05 Januar 2026

Stromausfall in Berlin? - Nein. Es war ein links-terroristischer Anschlag!

Linkes Dogma: Bekennerschreiben hin oder her – Linke können und dürfen es nicht gewesen sein.
Stromausfall in Berlin? - Nein. Es war ein links-terroristischer Anschlag!
Es ist bezeichnend für die linkslastige bundesweite Berichterstattung, mit welcher Nonchalance über zwei innenpolitisch bedeutsame Themen mehr schulterzuckend und als Randnotiz berichtet wurde. Man könnte meinen, Tagesschau und "Heute" seien "Weltbild"-Formate. Während die Vorfälle in Crans Montana und Venezuela tagelang mehr als zweidrittel der Nachrichtensendungen belegten und Sondersendungen auslösten, reichte es am Samstag in der Heute-Sendung für den Anschlag in Berlin lediglich zu lapidaren 2 Minuten. 
Pinguine statt Blackout
Bizarr auch, wie die „Tagesschau“ in der 20-Uhr-Ausgabe am Montag mit dieser Notlage umging. Breiten Raum nahmen Brillen-Pinguine in Südafrika ein. Der "Stromausfall" wurde in 19!!! Sekunden abgehandelt.

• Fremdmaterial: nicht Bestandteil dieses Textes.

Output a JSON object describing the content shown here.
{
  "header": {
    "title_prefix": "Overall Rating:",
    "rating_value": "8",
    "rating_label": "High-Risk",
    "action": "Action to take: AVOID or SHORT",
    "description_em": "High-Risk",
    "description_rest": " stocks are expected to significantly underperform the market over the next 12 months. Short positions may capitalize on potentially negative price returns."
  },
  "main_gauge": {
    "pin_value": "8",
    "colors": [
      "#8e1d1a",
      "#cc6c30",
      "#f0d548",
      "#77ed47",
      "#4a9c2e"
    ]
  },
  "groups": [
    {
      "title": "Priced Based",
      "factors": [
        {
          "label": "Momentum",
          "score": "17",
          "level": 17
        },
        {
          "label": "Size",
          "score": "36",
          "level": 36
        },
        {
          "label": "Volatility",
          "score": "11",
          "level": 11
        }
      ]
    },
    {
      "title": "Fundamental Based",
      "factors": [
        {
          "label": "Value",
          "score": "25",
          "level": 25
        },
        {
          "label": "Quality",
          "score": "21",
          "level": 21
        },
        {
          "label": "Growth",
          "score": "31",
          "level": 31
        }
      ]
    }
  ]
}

Das muss man sich mal vorstellen. Da wird der größte Anschlag von Linksterroristen auf die kritische Infrastruktur der Bundesrepublik der Nachkriegszeit in der Tagesschau als "Vorfall" abgetan und der Regierende Bürgermeister von Berlin nennt das lediglich "inakzeptabel".

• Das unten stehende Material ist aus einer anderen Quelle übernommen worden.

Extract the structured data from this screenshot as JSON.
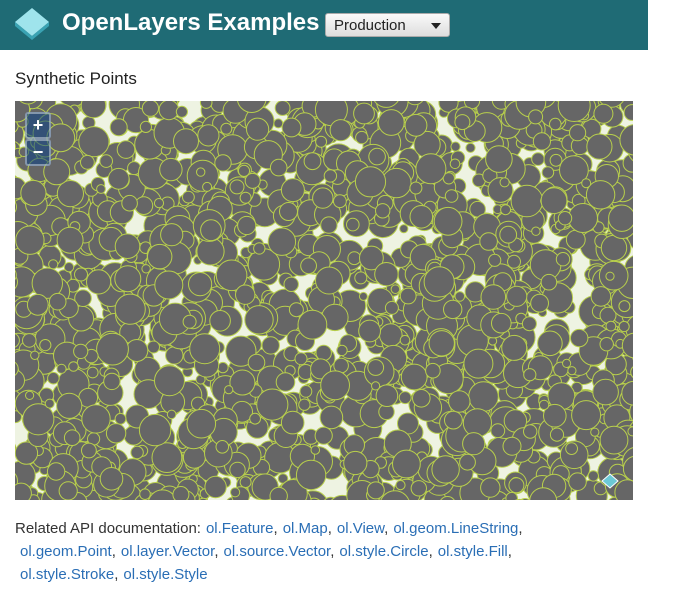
{
  "header": {
    "title": "OpenLayers Examples",
    "mode": "Production"
  },
  "example": {
    "title": "Synthetic Points",
    "zoom_in": "+",
    "zoom_out": "−"
  },
  "api": {
    "label": "Related API documentation:",
    "separator": ",",
    "lines": [
      [
        "ol.Feature",
        "ol.Map",
        "ol.View",
        "ol.geom.LineString"
      ],
      [
        "ol.geom.Point",
        "ol.layer.Vector",
        "ol.source.Vector",
        "ol.style.Circle",
        "ol.style.Fill"
      ],
      [
        "ol.style.Stroke",
        "ol.style.Style"
      ]
    ]
  }
}
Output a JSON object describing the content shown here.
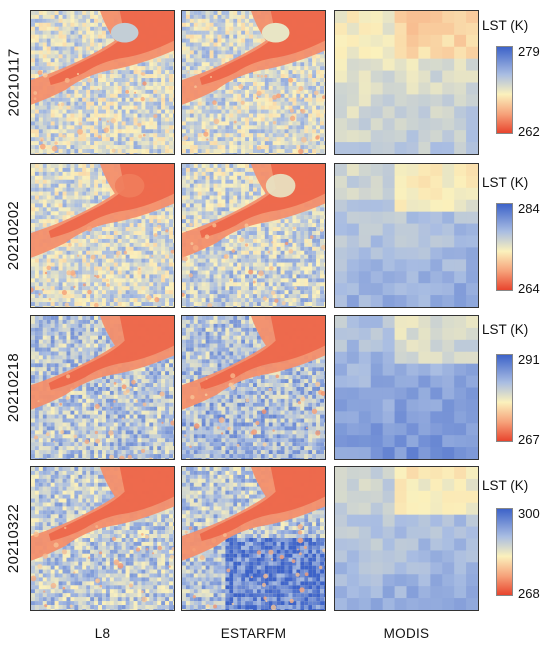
{
  "rows": [
    {
      "date": "20210117",
      "legend_title": "LST (K)",
      "max": "279",
      "min": "262"
    },
    {
      "date": "20210202",
      "legend_title": "LST (K)",
      "max": "284",
      "min": "264"
    },
    {
      "date": "20210218",
      "legend_title": "LST (K)",
      "max": "291",
      "min": "267"
    },
    {
      "date": "20210322",
      "legend_title": "LST (K)",
      "max": "300",
      "min": "268"
    }
  ],
  "columns": [
    "L8",
    "ESTARFM",
    "MODIS"
  ],
  "colormap": {
    "high": "#3d63c9",
    "mid_high": "#a9bde2",
    "mid": "#fbf1bc",
    "mid_low": "#f6a27a",
    "low": "#e8452e"
  }
}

45.000 Haushalte bis zu 5 Tagen ohne Strom, Heizung, warmes Wasser. Das sind bis zu 100.000 Menschen. Betroffen sind dazu in der Winterkälte auch Alte und chronisch Kranke zu Hause oder in Pflegeeinrichtungen und Krankenhäuser. Und das ist lediglich inakzeptabel?
Nein, es handelt sich hier nicht nur  um einen Stromausfall, sondern um linksextremen Terrorismus gegen die Bevölkerung. Würden Rechtsextremisten vergleichbare Anschläge gegen die kritische Infrastruktur verüben, würde man sie mit aller Macht des Staates jagen und wegen Umsturzphantasien und Gründung einer terroristischen Vereinigung für viele Jahre ins Gefängnis sperren.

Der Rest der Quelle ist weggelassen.